A HIPAA violation is any data breach that compromises the privacy of PHI or ePHI, but all HIPAA violations are not created equal. They can be minor breaches (a nurse gossiping about a patient and compromising one person’s privacy), major breaches (a hacker accessing thousands of patients’ PHI), and accidental breaches (a doctor discussing PHI with a colleague in an elevator where others can hear).
The most common HIPAA violations fall into the following categories:
HIPAA Privacy Rule “Use and Disclosure” violations are among the most common breaches. This happens anytime a healthcare provider or Business Associate shares PHI with someone who is not permitted to have that information. Sentara Hospitals, for example, was fined $2.175 million last year when the health system sent bills containing PHI to the wrong patients and then failed to accurately report the number of affected individuals.
Just because someone works for a covered entity or business associate doesn’t mean they’re allowed to view all patient data. The HIPAA Privacy Rule includes a “minimum necessary” provision, which basically states PHI should be viewed and shared on a need-to-know basis. For example, an IT technician performing routine updates on the EHR system doesn’t need to access patient records to do the job. A billing clerk needs to know which services were performed but doesn’t need to view the results of patient lab work, while clinicians don’t need to view backend systems with patient billing information or Social Security numbers. That’s why it’s important for HIPAA-beholden entities to leverage strict access controls that limit PHI access based on roles, responsibilities, and relevant care team members.

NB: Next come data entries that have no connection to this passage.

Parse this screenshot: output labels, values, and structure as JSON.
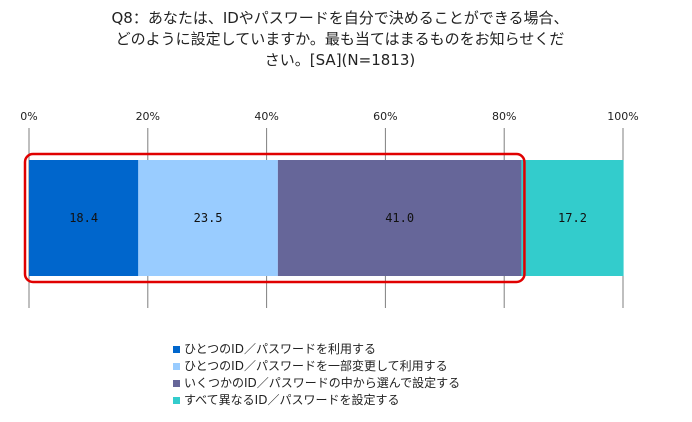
{
  "chart_data": {
    "type": "bar",
    "orientation": "horizontal",
    "stacked": true,
    "title": [
      "Q8：あなたは、IDやパスワードを自分で決めることができる場合、",
      "どのように設定していますか。最も当てはまるものをお知らせくだ",
      "さい。[SA](N=1813)"
    ],
    "xlim": [
      0,
      100
    ],
    "xticks": [
      "0%",
      "20%",
      "40%",
      "60%",
      "80%",
      "100%"
    ],
    "xtick_values": [
      0,
      20,
      40,
      60,
      80,
      100
    ],
    "grid": true,
    "legend_position": "bottom",
    "series": [
      {
        "name": "ひとつのID／パスワードを利用する",
        "value": 18.4,
        "label": "18.4",
        "color": "#0066CC"
      },
      {
        "name": "ひとつのID／パスワードを一部変更して利用する",
        "value": 23.5,
        "label": "23.5",
        "color": "#99CCFF"
      },
      {
        "name": "いくつかのID／パスワードの中から選んで設定する",
        "value": 41.0,
        "label": "41.0",
        "color": "#666699"
      },
      {
        "name": "すべて異なるID／パスワードを設定する",
        "value": 17.2,
        "label": "17.2",
        "color": "#33CCCC"
      }
    ],
    "highlight": {
      "from_series": 0,
      "to_series": 2,
      "color": "#E00000"
    }
  }
}
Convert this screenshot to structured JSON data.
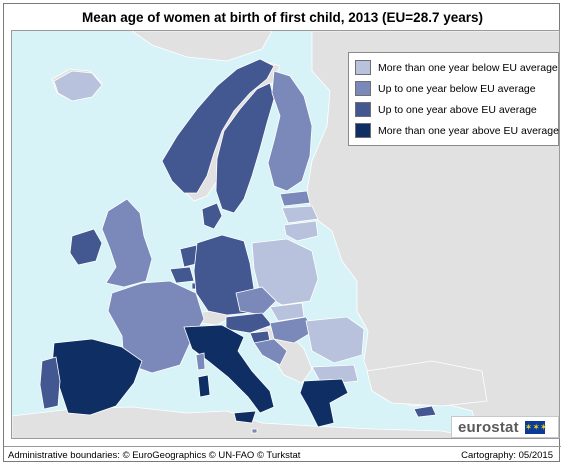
{
  "title": "Mean age of women at birth of first child, 2013 (EU=28.7 years)",
  "legend": [
    {
      "label": "More than one year below EU average",
      "color": "#b9c2dc"
    },
    {
      "label": "Up to one year below EU average",
      "color": "#7a89b9"
    },
    {
      "label": "Up to one year above EU average",
      "color": "#435790"
    },
    {
      "label": "More than one year above EU average",
      "color": "#0e2e64"
    }
  ],
  "colors": {
    "sea": "#d7f3f7",
    "no_data": "#e1e1e1",
    "border": "#ffffff"
  },
  "logo": {
    "text": "eurostat",
    "flag_icon": "eu-flag-icon"
  },
  "footer": {
    "left": "Administrative boundaries: © EuroGeographics © UN-FAO © Turkstat",
    "right": "Cartography: 05/2015"
  }
}
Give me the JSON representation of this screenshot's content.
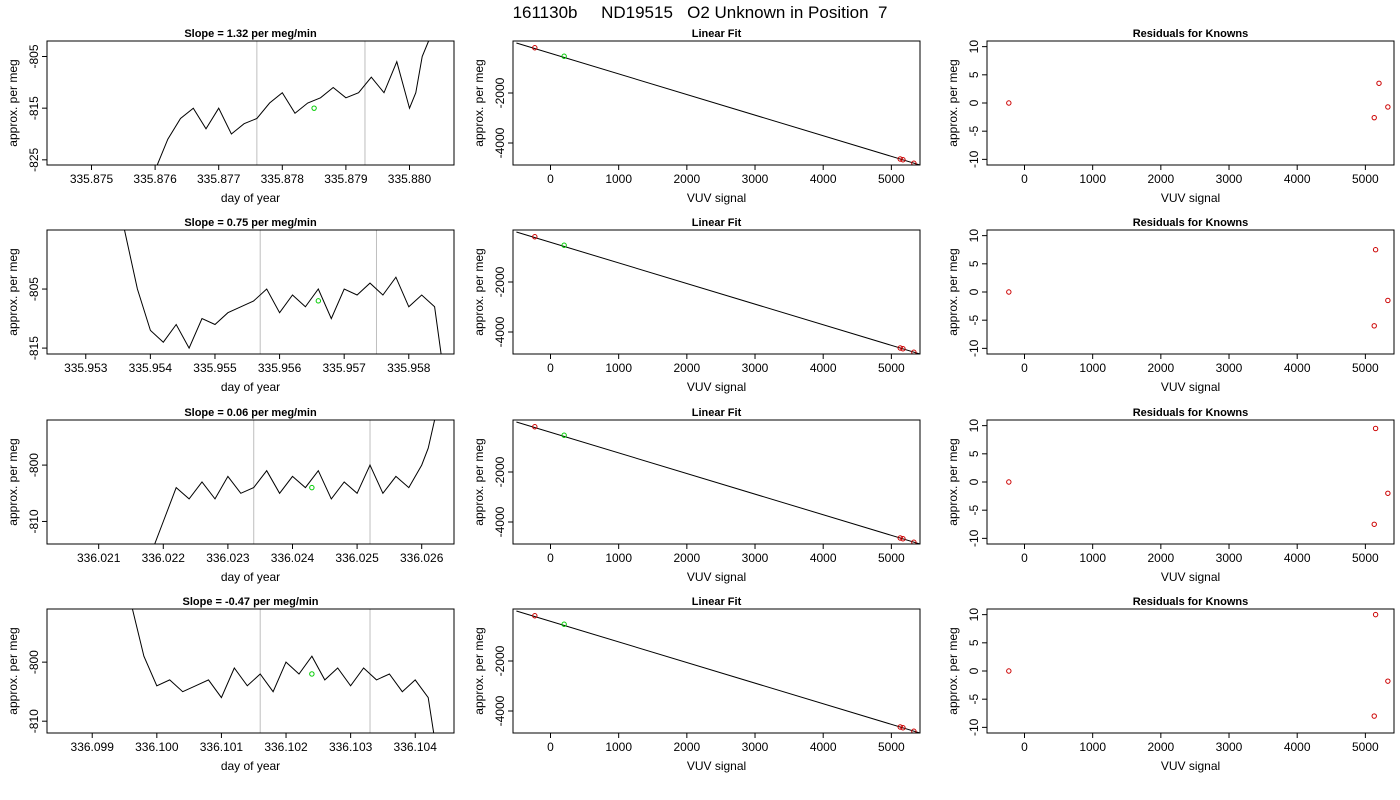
{
  "page_title": "161130b     ND19515   O2 Unknown in Position  7",
  "chart_data": [
    {
      "type": "line",
      "panel": "timeseries",
      "title": "Slope =  1.32  per meg/min",
      "xlabel": "day of year",
      "ylabel": "approx. per meg",
      "xlim": [
        335.8743,
        335.8807
      ],
      "ylim": [
        -826,
        -802
      ],
      "xticks": [
        335.875,
        335.876,
        335.877,
        335.878,
        335.879,
        335.88
      ],
      "xtick_labels": [
        "335.875",
        "335.876",
        "335.877",
        "335.878",
        "335.879",
        "335.880"
      ],
      "yticks": [
        -825,
        -815,
        -805
      ],
      "ytick_labels": [
        "-825",
        "-815",
        "-805"
      ],
      "vlines": [
        335.8776,
        335.8793
      ],
      "series": [
        {
          "values": {
            "x": [
              335.876,
              335.8762,
              335.8764,
              335.8766,
              335.8768,
              335.877,
              335.8772,
              335.8774,
              335.8776,
              335.8778,
              335.878,
              335.8782,
              335.8784,
              335.8786,
              335.8788,
              335.879,
              335.8792,
              335.8794,
              335.8796,
              335.8798,
              335.88,
              335.8801,
              335.8802,
              335.8803
            ],
            "y": [
              -827,
              -821,
              -817,
              -815,
              -819,
              -815,
              -820,
              -818,
              -817,
              -814,
              -812,
              -816,
              -814,
              -813,
              -811,
              -813,
              -812,
              -809,
              -812,
              -806,
              -815,
              -812,
              -805,
              -802
            ]
          }
        }
      ],
      "marker": {
        "x": [
          335.8785
        ],
        "y": [
          -815
        ]
      }
    },
    {
      "type": "scatter",
      "panel": "linear_fit",
      "title": "Linear Fit",
      "xlabel": "VUV signal",
      "ylabel": "approx. per meg",
      "xlim": [
        -550,
        5420
      ],
      "ylim": [
        -4880,
        80
      ],
      "xticks": [
        0,
        1000,
        2000,
        3000,
        4000,
        5000
      ],
      "xtick_labels": [
        "0",
        "1000",
        "2000",
        "3000",
        "4000",
        "5000"
      ],
      "yticks": [
        -2000,
        -4000
      ],
      "ytick_labels": [
        "-2000",
        "-4000"
      ],
      "fit_line": {
        "x": [
          -500,
          5420
        ],
        "y": [
          0,
          -4880
        ]
      },
      "knowns": {
        "x": [
          -230,
          5130,
          5170,
          5330
        ],
        "y": [
          -190,
          -4640,
          -4670,
          -4810
        ]
      },
      "unknown": {
        "x": [
          200
        ],
        "y": [
          -530
        ]
      }
    },
    {
      "type": "scatter",
      "panel": "residuals",
      "title": "Residuals for Knowns",
      "xlabel": "VUV signal",
      "ylabel": "approx. per meg",
      "xlim": [
        -550,
        5420
      ],
      "ylim": [
        -11,
        11
      ],
      "xticks": [
        0,
        1000,
        2000,
        3000,
        4000,
        5000
      ],
      "xtick_labels": [
        "0",
        "1000",
        "2000",
        "3000",
        "4000",
        "5000"
      ],
      "yticks": [
        10,
        5,
        0,
        -5,
        -10
      ],
      "ytick_labels": [
        "10",
        "5",
        "0",
        "-5",
        "-10"
      ],
      "points": {
        "x": [
          -230,
          5130,
          5200,
          5330
        ],
        "y": [
          0,
          -2.6,
          3.5,
          -0.7
        ]
      }
    },
    {
      "type": "line",
      "panel": "timeseries",
      "title": "Slope =  0.75  per meg/min",
      "xlabel": "day of year",
      "ylabel": "approx. per meg",
      "xlim": [
        335.9524,
        335.9587
      ],
      "ylim": [
        -816,
        -795
      ],
      "xticks": [
        335.953,
        335.954,
        335.955,
        335.956,
        335.957,
        335.958
      ],
      "xtick_labels": [
        "335.953",
        "335.954",
        "335.955",
        "335.956",
        "335.957",
        "335.958"
      ],
      "yticks": [
        -815,
        -805
      ],
      "ytick_labels": [
        "-815",
        "-805"
      ],
      "vlines": [
        335.9557,
        335.9575
      ],
      "series": [
        {
          "values": {
            "x": [
              335.9536,
              335.9538,
              335.954,
              335.9542,
              335.9544,
              335.9546,
              335.9548,
              335.955,
              335.9552,
              335.9554,
              335.9556,
              335.9558,
              335.956,
              335.9562,
              335.9564,
              335.9566,
              335.9568,
              335.957,
              335.9572,
              335.9574,
              335.9576,
              335.9578,
              335.958,
              335.9582,
              335.9584,
              335.9585
            ],
            "y": [
              -795,
              -805,
              -812,
              -814,
              -811,
              -815,
              -810,
              -811,
              -809,
              -808,
              -807,
              -805,
              -809,
              -806,
              -808,
              -805,
              -810,
              -805,
              -806,
              -804,
              -806,
              -803,
              -808,
              -806,
              -808,
              -816
            ]
          }
        }
      ],
      "marker": {
        "x": [
          335.9566
        ],
        "y": [
          -807
        ]
      }
    },
    {
      "type": "scatter",
      "panel": "linear_fit",
      "title": "Linear Fit",
      "xlabel": "VUV signal",
      "ylabel": "approx. per meg",
      "xlim": [
        -550,
        5420
      ],
      "ylim": [
        -4880,
        80
      ],
      "xticks": [
        0,
        1000,
        2000,
        3000,
        4000,
        5000
      ],
      "xtick_labels": [
        "0",
        "1000",
        "2000",
        "3000",
        "4000",
        "5000"
      ],
      "yticks": [
        -2000,
        -4000
      ],
      "ytick_labels": [
        "-2000",
        "-4000"
      ],
      "fit_line": {
        "x": [
          -500,
          5420
        ],
        "y": [
          0,
          -4880
        ]
      },
      "knowns": {
        "x": [
          -230,
          5130,
          5170,
          5330
        ],
        "y": [
          -190,
          -4640,
          -4670,
          -4810
        ]
      },
      "unknown": {
        "x": [
          200
        ],
        "y": [
          -530
        ]
      }
    },
    {
      "type": "scatter",
      "panel": "residuals",
      "title": "Residuals for Knowns",
      "xlabel": "VUV signal",
      "ylabel": "approx. per meg",
      "xlim": [
        -550,
        5420
      ],
      "ylim": [
        -11,
        11
      ],
      "xticks": [
        0,
        1000,
        2000,
        3000,
        4000,
        5000
      ],
      "xtick_labels": [
        "0",
        "1000",
        "2000",
        "3000",
        "4000",
        "5000"
      ],
      "yticks": [
        10,
        5,
        0,
        -5,
        -10
      ],
      "ytick_labels": [
        "10",
        "5",
        "0",
        "-5",
        "-10"
      ],
      "points": {
        "x": [
          -230,
          5130,
          5150,
          5330
        ],
        "y": [
          0,
          -6,
          7.5,
          -1.5
        ]
      }
    },
    {
      "type": "line",
      "panel": "timeseries",
      "title": "Slope =  0.06  per meg/min",
      "xlabel": "day of year",
      "ylabel": "approx. per meg",
      "xlim": [
        336.0202,
        336.0265
      ],
      "ylim": [
        -814,
        -792
      ],
      "xticks": [
        336.021,
        336.022,
        336.023,
        336.024,
        336.025,
        336.026
      ],
      "xtick_labels": [
        "336.021",
        "336.022",
        "336.023",
        "336.024",
        "336.025",
        "336.026"
      ],
      "yticks": [
        -810,
        -800
      ],
      "ytick_labels": [
        "-810",
        "-800"
      ],
      "vlines": [
        336.0234,
        336.0252
      ],
      "series": [
        {
          "values": {
            "x": [
              336.0218,
              336.022,
              336.0222,
              336.0224,
              336.0226,
              336.0228,
              336.023,
              336.0232,
              336.0234,
              336.0236,
              336.0238,
              336.024,
              336.0242,
              336.0244,
              336.0246,
              336.0248,
              336.025,
              336.0252,
              336.0254,
              336.0256,
              336.0258,
              336.026,
              336.0261,
              336.0262
            ],
            "y": [
              -816,
              -810,
              -804,
              -806,
              -803,
              -806,
              -802,
              -805,
              -804,
              -801,
              -805,
              -802,
              -804,
              -801,
              -806,
              -803,
              -805,
              -800,
              -805,
              -802,
              -804,
              -800,
              -797,
              -792
            ]
          }
        }
      ],
      "marker": {
        "x": [
          336.0243
        ],
        "y": [
          -804
        ]
      }
    },
    {
      "type": "scatter",
      "panel": "linear_fit",
      "title": "Linear Fit",
      "xlabel": "VUV signal",
      "ylabel": "approx. per meg",
      "xlim": [
        -550,
        5420
      ],
      "ylim": [
        -4880,
        80
      ],
      "xticks": [
        0,
        1000,
        2000,
        3000,
        4000,
        5000
      ],
      "xtick_labels": [
        "0",
        "1000",
        "2000",
        "3000",
        "4000",
        "5000"
      ],
      "yticks": [
        -2000,
        -4000
      ],
      "ytick_labels": [
        "-2000",
        "-4000"
      ],
      "fit_line": {
        "x": [
          -500,
          5420
        ],
        "y": [
          0,
          -4880
        ]
      },
      "knowns": {
        "x": [
          -230,
          5130,
          5170,
          5330
        ],
        "y": [
          -190,
          -4640,
          -4670,
          -4810
        ]
      },
      "unknown": {
        "x": [
          200
        ],
        "y": [
          -530
        ]
      }
    },
    {
      "type": "scatter",
      "panel": "residuals",
      "title": "Residuals for Knowns",
      "xlabel": "VUV signal",
      "ylabel": "approx. per meg",
      "xlim": [
        -550,
        5420
      ],
      "ylim": [
        -11,
        11
      ],
      "xticks": [
        0,
        1000,
        2000,
        3000,
        4000,
        5000
      ],
      "xtick_labels": [
        "0",
        "1000",
        "2000",
        "3000",
        "4000",
        "5000"
      ],
      "yticks": [
        10,
        5,
        0,
        -5,
        -10
      ],
      "ytick_labels": [
        "10",
        "5",
        "0",
        "-5",
        "-10"
      ],
      "points": {
        "x": [
          -230,
          5130,
          5150,
          5330
        ],
        "y": [
          0,
          -7.5,
          9.5,
          -2
        ]
      }
    },
    {
      "type": "line",
      "panel": "timeseries",
      "title": "Slope =  -0.47  per meg/min",
      "xlabel": "day of year",
      "ylabel": "approx. per meg",
      "xlim": [
        336.0983,
        336.1046
      ],
      "ylim": [
        -812,
        -791
      ],
      "xticks": [
        336.099,
        336.1,
        336.101,
        336.102,
        336.103,
        336.104
      ],
      "xtick_labels": [
        "336.099",
        "336.100",
        "336.101",
        "336.102",
        "336.103",
        "336.104"
      ],
      "yticks": [
        -810,
        -800
      ],
      "ytick_labels": [
        "-810",
        "-800"
      ],
      "vlines": [
        336.1016,
        336.1033
      ],
      "series": [
        {
          "values": {
            "x": [
              336.0996,
              336.0998,
              336.1,
              336.1002,
              336.1004,
              336.1006,
              336.1008,
              336.101,
              336.1012,
              336.1014,
              336.1016,
              336.1018,
              336.102,
              336.1022,
              336.1024,
              336.1026,
              336.1028,
              336.103,
              336.1032,
              336.1034,
              336.1036,
              336.1038,
              336.104,
              336.1042,
              336.1043
            ],
            "y": [
              -790,
              -799,
              -804,
              -803,
              -805,
              -804,
              -803,
              -806,
              -801,
              -804,
              -802,
              -805,
              -800,
              -802,
              -799,
              -803,
              -801,
              -804,
              -801,
              -803,
              -802,
              -805,
              -803,
              -806,
              -813
            ]
          }
        }
      ],
      "marker": {
        "x": [
          336.1024
        ],
        "y": [
          -802
        ]
      }
    },
    {
      "type": "scatter",
      "panel": "linear_fit",
      "title": "Linear Fit",
      "xlabel": "VUV signal",
      "ylabel": "approx. per meg",
      "xlim": [
        -550,
        5420
      ],
      "ylim": [
        -4880,
        80
      ],
      "xticks": [
        0,
        1000,
        2000,
        3000,
        4000,
        5000
      ],
      "xtick_labels": [
        "0",
        "1000",
        "2000",
        "3000",
        "4000",
        "5000"
      ],
      "yticks": [
        -2000,
        -4000
      ],
      "ytick_labels": [
        "-2000",
        "-4000"
      ],
      "fit_line": {
        "x": [
          -500,
          5420
        ],
        "y": [
          0,
          -4880
        ]
      },
      "knowns": {
        "x": [
          -230,
          5130,
          5170,
          5330
        ],
        "y": [
          -190,
          -4640,
          -4670,
          -4810
        ]
      },
      "unknown": {
        "x": [
          200
        ],
        "y": [
          -530
        ]
      }
    },
    {
      "type": "scatter",
      "panel": "residuals",
      "title": "Residuals for Knowns",
      "xlabel": "VUV signal",
      "ylabel": "approx. per meg",
      "xlim": [
        -550,
        5420
      ],
      "ylim": [
        -11,
        11
      ],
      "xticks": [
        0,
        1000,
        2000,
        3000,
        4000,
        5000
      ],
      "xtick_labels": [
        "0",
        "1000",
        "2000",
        "3000",
        "4000",
        "5000"
      ],
      "yticks": [
        10,
        5,
        0,
        -5,
        -10
      ],
      "ytick_labels": [
        "10",
        "5",
        "0",
        "-5",
        "-10"
      ],
      "points": {
        "x": [
          -230,
          5130,
          5150,
          5330
        ],
        "y": [
          0,
          -8,
          10,
          -1.8
        ]
      }
    }
  ],
  "colors": {
    "line": "#000000",
    "vline": "#bebebe",
    "known_point": "#cc0000",
    "unknown_point": "#00cc00"
  }
}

Medical data is valuable on the black market, making healthcare providers an increasingly popular target for hacking and phishing. In Q4 of last year, ransomware attacks against healthcare providers grew by 350 percent, according to a recent Corvus report. Lost or stolen devices containing PHI and unsecured wireless networks can also compromise PHI. The HIPAA Security Rule lays out administrative, physical, and technical safeguards that organizations must have in place to help protect their data from these attacks. If data is breached and safeguards weren’t in place, organizations can receive hefty fines.
The HIPAA Privacy Rule grants individuals the right to review and obtain copies of their PHI and most of their medical records. When healthcare organizations fail to provide that information in a timely manner or charge patients unreasonable fees for copies of their records, they commit one of the most common HIPAA violations. Fifty-one percent of healthcare organizations are not fully compliant with the HIPAA Right of Access, according to a 2019 Citizen Health study. To address this issue, HHS launched a new HIPAA Right of Access enforcement initiative last year.
While it’s useful for IT leaders to understand the big picture of HIPAA, the Security Rule is by far the most relevant for HIPAA IT compliance. Healthcare organizations are required to do everything possible to secure PHI and protect it from attack. That’s getting harder to do without skilled, experienced IT engineers who understand HIPAA network requirements.
The vast majority (93 percent) of healthcare organizations have experienced a data breach over the past three years, and 57 percent have had more than five, according to a new Black Book Research survey. Worse yet, 96 percent of healthcare IT professionals believe that data attackers are “outpacing their medical enterprises.”
At the same time that healthcare institutions face increased digital threats, their employees are demanding new digital solutions and smartphone-based clinical communications, and their patients are demanding multichannel communication. These tools give organizations a competitive advantage but can also create a security disadvantage.
That’s why healthcare leaders are looking to IT for help — not just securing legacy technology and databases against new threats, but also implementing cutting-edge communication solutions that meet strict HIPAA Messaging Compliance guidelines. This is uncharted and risky territory for health organizations, but a HIPAA-savvy IT department can help see them through.